Is it necessary to set BatchNorm to eval mode when we finetune the last layer of a pretrained model?

SunHaozhe · July 6, 2022, 9:44pm

Suppose that I want to use a pretrained ResNet18 to do classification on a small dataset, I just want to train the last (linear) classification layer while freezing all previous layers (referred to as “freezed” layers). This is a fairly common use case. To do so, the official PyTorch tutorial says that it is sufficient to do:

model_conv = torchvision.models.resnet18(pretrained=True)
for param in model_conv.parameters():
    param.requires_grad = False

num_ftrs = model_conv.fc.in_features
model_conv.fc = nn.Linear(num_ftrs, 2)

...

# training phase
model.train()
for inputs, labels in dataloaders:
    optimizer.zero_grad()
    outputs = model(inputs)
    ...
    loss.backward()
    optimizer.step()
    ...

The tutorial says that it is sufficient to set requires_grad to False for “freezed” layers, it did not call .eval() for BatchNorm2d of “freezed” layers of resnet18. Does this mean that even if convolutional layers and affine parameters of BatchNorm2d of “freezed” layers are not learning, the running average of BatchNorm in “freezed” layers are still being updated even if we only wanted to train the last linear layer? Is this a mistake?

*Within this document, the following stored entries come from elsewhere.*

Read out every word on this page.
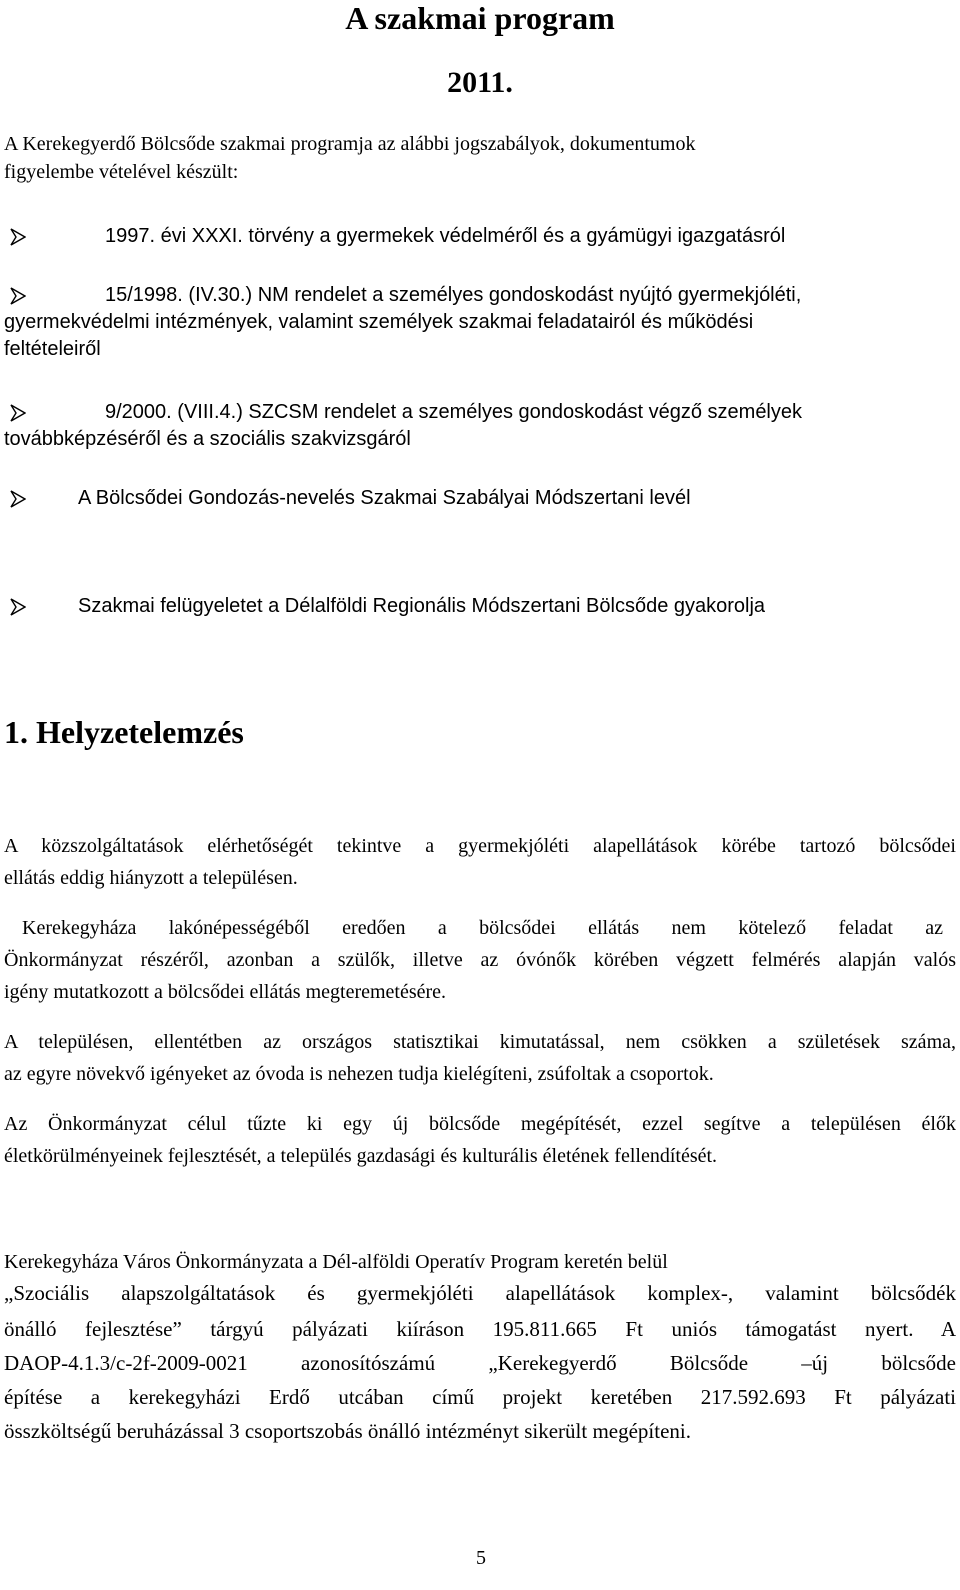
A szakmai program
2011.
A Kerekegyerdő Bölcsőde szakmai programja az alábbi jogszabályok, dokumentumok
figyelembe vételével készült:
1997. évi XXXI. törvény a gyermekek védelméről és a gyámügyi igazgatásról
15/1998. (IV.30.) NM rendelet a személyes gondoskodást nyújtó gyermekjóléti,
gyermekvédelmi intézmények, valamint személyek szakmai feladatairól és működési
feltételeiről
9/2000. (VIII.4.) SZCSM rendelet a személyes gondoskodást végző személyek
továbbképzéséről és a szociális szakvizsgáról
A Bölcsődei Gondozás-nevelés Szakmai Szabályai Módszertani levél
Szakmai felügyeletet a Délalföldi Regionális Módszertani Bölcsőde gyakorolja
1. Helyzetelemzés
A közszolgáltatások elérhetőségét tekintve a gyermekjóléti alapellátások körébe tartozó bölcsődei
ellátás eddig hiányzott a településen.
Kerekegyháza lakónépességéből eredően a bölcsődei ellátás nem kötelező feladat az
Önkormányzat részéről, azonban a szülők, illetve az óvónők körében végzett felmérés alapján valós
igény mutatkozott a bölcsődei ellátás megteremetésére.
A településen, ellentétben az országos statisztikai kimutatással, nem csökken a születések száma,
az egyre növekvő igényeket az óvoda is nehezen tudja kielégíteni, zsúfoltak a csoportok.
Az Önkormányzat célul tűzte ki egy új bölcsőde megépítését, ezzel segítve a településen élők
életkörülményeinek fejlesztését, a település gazdasági és kulturális életének fellendítését.
Kerekegyháza Város Önkormányzata a Dél-alföldi Operatív Program keretén belül
„Szociális alapszolgáltatások és gyermekjóléti alapellátások komplex-, valamint bölcsődék
önálló fejlesztése” tárgyú pályázati kiíráson 195.811.665 Ft uniós támogatást nyert. A
DAOP-4.1.3/c-2f-2009-0021 azonosítószámú „Kerekegyerdő Bölcsőde –új bölcsőde
építése a kerekegyházi Erdő utcában című projekt keretében 217.592.693 Ft pályázati
összköltségű beruházással 3 csoportszobás önálló intézményt sikerült megépíteni.
5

According to the following posts and documentation, it seems that in addition to set requires_grad to False for “freezed” layers (convolutional layers and BatchNorm layers), we should also call .eval() on all BatchNorm layers if we only want to train the last linear layer while freezing all “freezed” layers, which is contradicting the official PyTorch tutorial on finetuing.

def set_bn_eval(module):
    if isinstance(module, torch.nn.modules.batchnorm._BatchNorm):
        module.eval()
        
model.apply(set_bn_eval)

Do we indeed need to call .eval() on BatchNorm layers when we only train the last linear layer of a pretrained resnet18 model?

ptrblck · July 7, 2022, 5:59am

Yes, the running stats would still be update in training mode.

I don’t know if it’s a mistake and would guess it could help in fine tuning the model especially if your new input data has different stats.